Braly was known for being quick to defend the Indianapolis-based firm. She wrangled with regulators, Congress and even President Barack Obama over her company’s pricing and business practices.
Since 2009, she has been one of 11 members on P&G’s high-ranking board, which boasts five other CEOs.
While CEOs lend considerable expertise to the boards they serve, some corporate governance experts say there is a tipping point. Having too many top executives with high-profile jobs and busy schedules can weaken a board, they say.
“Even if (Braly) were not on the P&G board, that’s too many CEOs for it to actually do an acceptable job,” said Paul Hodgson, chief analyst at GMI Ratings.
The New York-based corporate governance research firm gives P&G a “C” in its scorecard of the company’s board composition and leadership.
“This is a very busy board,” Hodgson says.
And 2013 is shaping up to be among the busiest years in P&G’s recent history.

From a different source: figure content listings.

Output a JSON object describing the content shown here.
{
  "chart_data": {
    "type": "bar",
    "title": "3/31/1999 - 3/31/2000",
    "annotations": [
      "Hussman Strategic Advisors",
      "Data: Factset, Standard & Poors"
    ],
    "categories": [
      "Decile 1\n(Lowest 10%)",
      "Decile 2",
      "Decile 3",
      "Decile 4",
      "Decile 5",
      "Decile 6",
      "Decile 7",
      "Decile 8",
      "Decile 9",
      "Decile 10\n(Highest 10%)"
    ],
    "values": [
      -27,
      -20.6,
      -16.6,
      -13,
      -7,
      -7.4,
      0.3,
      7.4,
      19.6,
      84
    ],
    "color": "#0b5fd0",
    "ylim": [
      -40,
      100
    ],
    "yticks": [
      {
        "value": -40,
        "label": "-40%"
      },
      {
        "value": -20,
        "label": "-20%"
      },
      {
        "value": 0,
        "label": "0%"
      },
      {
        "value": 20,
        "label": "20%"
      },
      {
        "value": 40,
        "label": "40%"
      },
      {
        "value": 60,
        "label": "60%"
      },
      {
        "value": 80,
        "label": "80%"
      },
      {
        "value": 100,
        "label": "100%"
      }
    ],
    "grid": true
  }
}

The company is battling a sagging economy and stalled sales in its developed markets and working through a restructuring plan aimed at cutting $10 billion in costs by 2016.
P&G’s leadership also is standing guard as activist investor Bill Ackman unveils his plans for the $84 billion-a-year, consumer products giant. Ackman’s hedge fund Pershing Square Capital earlier this year spent $1.8 billion to buy a 1 percent stake in P&G, signaling it will push for changes to increase company profits and shareholder return.

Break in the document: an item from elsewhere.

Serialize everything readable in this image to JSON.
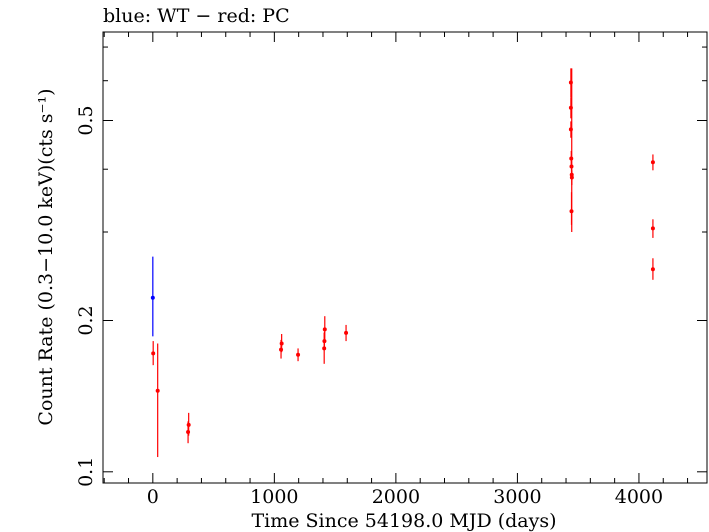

P&G’s board last month restated its support for CEO Bob McDonald, following news that Ackman has requested that McDonald be replaced.
“This is really a time when a board needs to swing into action,” Hodgson said. “Their primary responsibility is to represent shareholder interests. From that point of view, having one or two CEOs on the board is an advantage, but more than that is too many.”
For P&G’s part, Chelune said the board “has an extraordinary level of leadership experience, is highly engaged and has a strong track record of attendance and participation.”
Now that Braly is no longer a CEO, P&G says its board CEO membership is below averages found at other large U.S.-based companies.
“Across industries – manufacturing, financial services, non-financial services – about half of board members are CEOs, presidents or board chairs of for-profit companies,” said Chelune, citing a 2011 report by The Conference Board, a New York-based corporate governance consultant.
Last year, P&G’s board also revised its guidelines to limit the number of outside public board positions that directors can hold.
The board chair is limited to two additional outside public boards. Directors who are CEOs at other public companies also are limited to two additional public boards. Other directors, excluding McDonald, are limited to three additional public boards.
All directors are in compliance with the policy, according to P&G’s recently filed proxy.
Over the past year, directors attended more than than 86 percent of board and committee meetings. Attendance under 75 percent of meetings gives cause for the board chair and governance committee to consider the reason for an absence.
For the upcoming shareholder meeting, Ackman missed a May deadline to nominate new directors, a tool he has used at other companies to gain support for his shake-up plans.
So far, he has yet to say what his plans are. He’ll need considerable support from shareholders and the board to push through any agenda.
Hodgson says Ackman still could lobby for new members to be elected in the future. The board’s guidelines allow it to have 10 to 15 members.
“Regardless, they could still appoint new members, and I would think it is still one of the weapons in (Ackman’s) armory that he will consider using at some point,” Hodgson said.